A: I think there can be no doubt that certain qualities of the nervous system (or mind) are inborn. Among these are the tendency to react or over-react, and also shyness. As part of our training, child psychiatrists looked at a group of toddlers and their mothers, and then looked at them again a few years later. The same kids who hid behind their mothers’ skirts were still hanging back. Those others who were going from one child to another comfortably were doing something similar years later. The shy kids are at a disadvantage learning social skills. Still, most shy kids grow up and manage well enough.
Similarly, early experiences growing up are likely to condition the child to think a certain way about himself and a certain way about the world. There is some distortion in everybody’s perspective, but some end up feeling incompetent or unappealing. You are right. If you react to the world as if these things are true, you convince others; and they become true. Still, like the shy child who can learn to manage social trials, the child with low self-esteem will respond to some extent to positive events and to being treated properly by others. The real world has an effect.

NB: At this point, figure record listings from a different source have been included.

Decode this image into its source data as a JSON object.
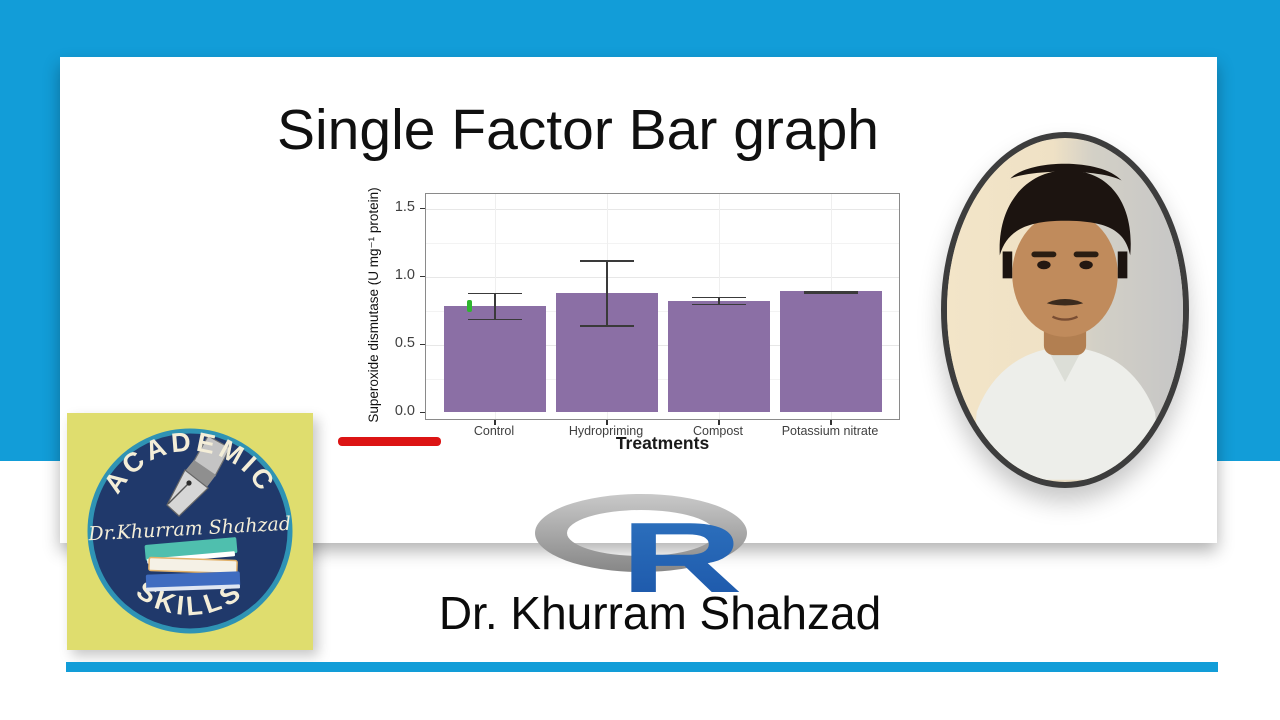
{
  "page": {
    "frame_color": "#129dd8",
    "card_color": "#ffffff"
  },
  "title": "Single Factor Bar graph",
  "author": {
    "name": "Dr. Khurram Shahzad"
  },
  "r_logo": {
    "letter": "R",
    "ring_color": "#9a9a9a",
    "letter_color": "#2a6ab5"
  },
  "brand_logo": {
    "arc_top": "ACADEMIC",
    "arc_bottom": "SKILLS",
    "name": "Dr.Khurram Shahzad",
    "bg_color": "#dfdd6e",
    "circle_color": "#20396b",
    "ring_color": "#2f93b4",
    "text_color": "#f4eed8"
  },
  "annotations": {
    "underline_color": "#dc1414",
    "marker_color": "#2fb52f"
  },
  "chart_data": {
    "type": "bar",
    "title": "",
    "categories": [
      "Control",
      "Hydropriming",
      "Compost",
      "Potassium nitrate"
    ],
    "values": [
      0.78,
      0.88,
      0.82,
      0.89
    ],
    "error_low": [
      0.69,
      0.64,
      0.8,
      0.88
    ],
    "error_high": [
      0.88,
      1.12,
      0.85,
      0.89
    ],
    "xlabel": "Treatments",
    "ylabel": "Superoxide dismutase (U mg⁻¹ protein)",
    "yticks": [
      0.0,
      0.5,
      1.0,
      1.5
    ],
    "ylim": [
      -0.06,
      1.61
    ],
    "bar_color": "#8b6fa5",
    "errorbar_color": "#3a3a3a",
    "grid": true,
    "legend": false
  }
}
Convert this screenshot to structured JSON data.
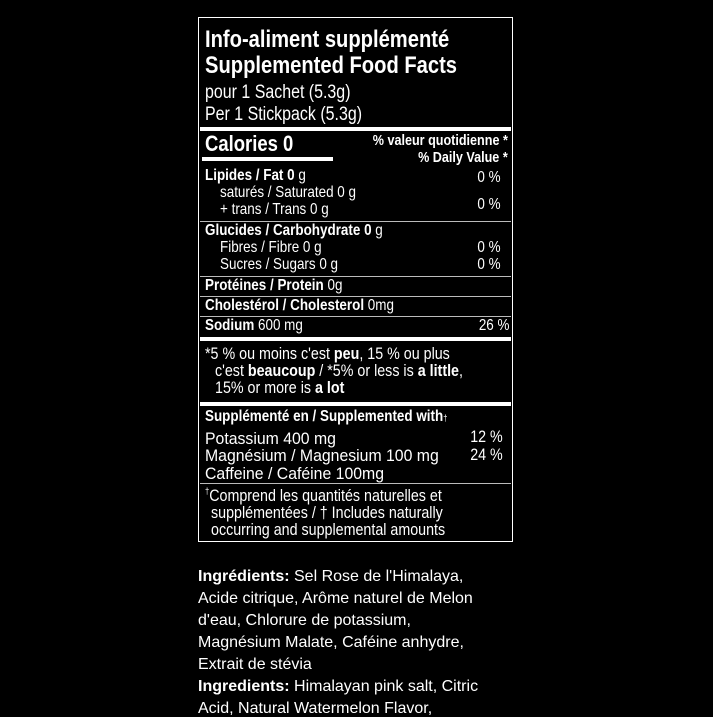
{
  "label": {
    "title_fr": "Info-aliment supplémenté",
    "title_en": "Supplemented Food Facts",
    "serving_fr": "pour 1 Sachet (5.3g)",
    "serving_en": "Per 1 Stickpack (5.3g)",
    "calories_label": "Calories 0",
    "dv_fr": "% valeur quotidienne *",
    "dv_en": "% Daily Value *",
    "fat": {
      "label": "Lipides / Fat 0",
      "unit": " g",
      "dv": "0 %"
    },
    "saturated": "saturés / Saturated 0 g",
    "trans": "+ trans / Trans 0 g",
    "sat_trans_dv": "0 %",
    "carb": {
      "label": "Glucides / Carbohydrate 0",
      "unit": " g"
    },
    "fibre": {
      "label": "Fibres / Fibre 0 g",
      "dv": "0 %"
    },
    "sugars": {
      "label": "Sucres / Sugars 0 g",
      "dv": "0 %"
    },
    "protein": {
      "label": "Protéines / Protein",
      "value": " 0g"
    },
    "cholesterol": {
      "label": "Cholestérol / Cholesterol",
      "value": " 0mg"
    },
    "sodium": {
      "label": "Sodium",
      "value": " 600 mg",
      "dv": "26 %"
    },
    "footnote": {
      "l1a": "*5 % ou moins c'est ",
      "l1b": "peu",
      "l1c": ", 15 % ou plus",
      "l2a": "c'est ",
      "l2b": "beaucoup",
      "l2c": " / *5% or less is ",
      "l2d": "a little",
      "l2e": ",",
      "l3a": "15% or more is ",
      "l3b": "a lot"
    },
    "supplemented_header": "Supplémenté en / Supplemented with",
    "dagger": "†",
    "potassium": {
      "label": "Potassium  400 mg",
      "dv": "12 %"
    },
    "magnesium": {
      "label": "Magnésium / Magnesium 100 mg",
      "dv": "24 %"
    },
    "caffeine": {
      "label": "Caffeine / Caféine 100mg"
    },
    "dagger_note": [
      "Comprend les quantités naturelles et",
      "supplémentées / † Includes naturally",
      "occurring and supplemental amounts"
    ]
  },
  "ingredients": {
    "fr_label": "Ingrédients:",
    "fr_lines": [
      " Sel Rose de l'Himalaya,",
      "Acide citrique, Arôme naturel de Melon",
      "d'eau, Chlorure de potassium,",
      "Magnésium Malate, Caféine anhydre,",
      "Extrait de stévia"
    ],
    "en_label": "Ingredients:",
    "en_lines": [
      " Himalayan pink salt, Citric",
      "Acid, Natural Watermelon Flavor,"
    ]
  }
}
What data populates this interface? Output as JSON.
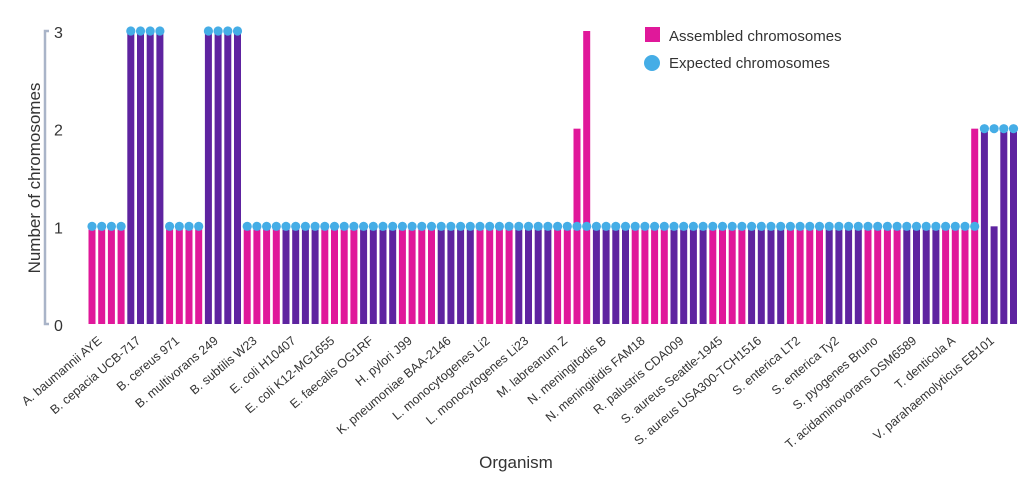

As I have indicated elsewhere, I think the goal of treatment should be to help the patient get to where he wants to go–given the fact that every person has strengths and weaknesses, and some have overt symptoms. The problem is that patients do not always know exactly where they want to go, and, also, in order to get there they always have to do something they are afraid of–something that makes them feel uncomfortable. Dating is one example. Success in life comes from perseverance, what we sometimes call character–the ability to keep going in the face of rejection, disappointment and failure. The job of the therapist is to help. Some kinds of depression respond to drugs; but the kind that include low self-esteem and go back to childhood are not due to a a physiological defect, they are due to a set of ideas that are learned and have to be un-learned. But such a thing does happen. You should not let your past, how well you may come to know it, prevent you from struggling with the present.
Beyond that I can have little to say, not knowing you personally.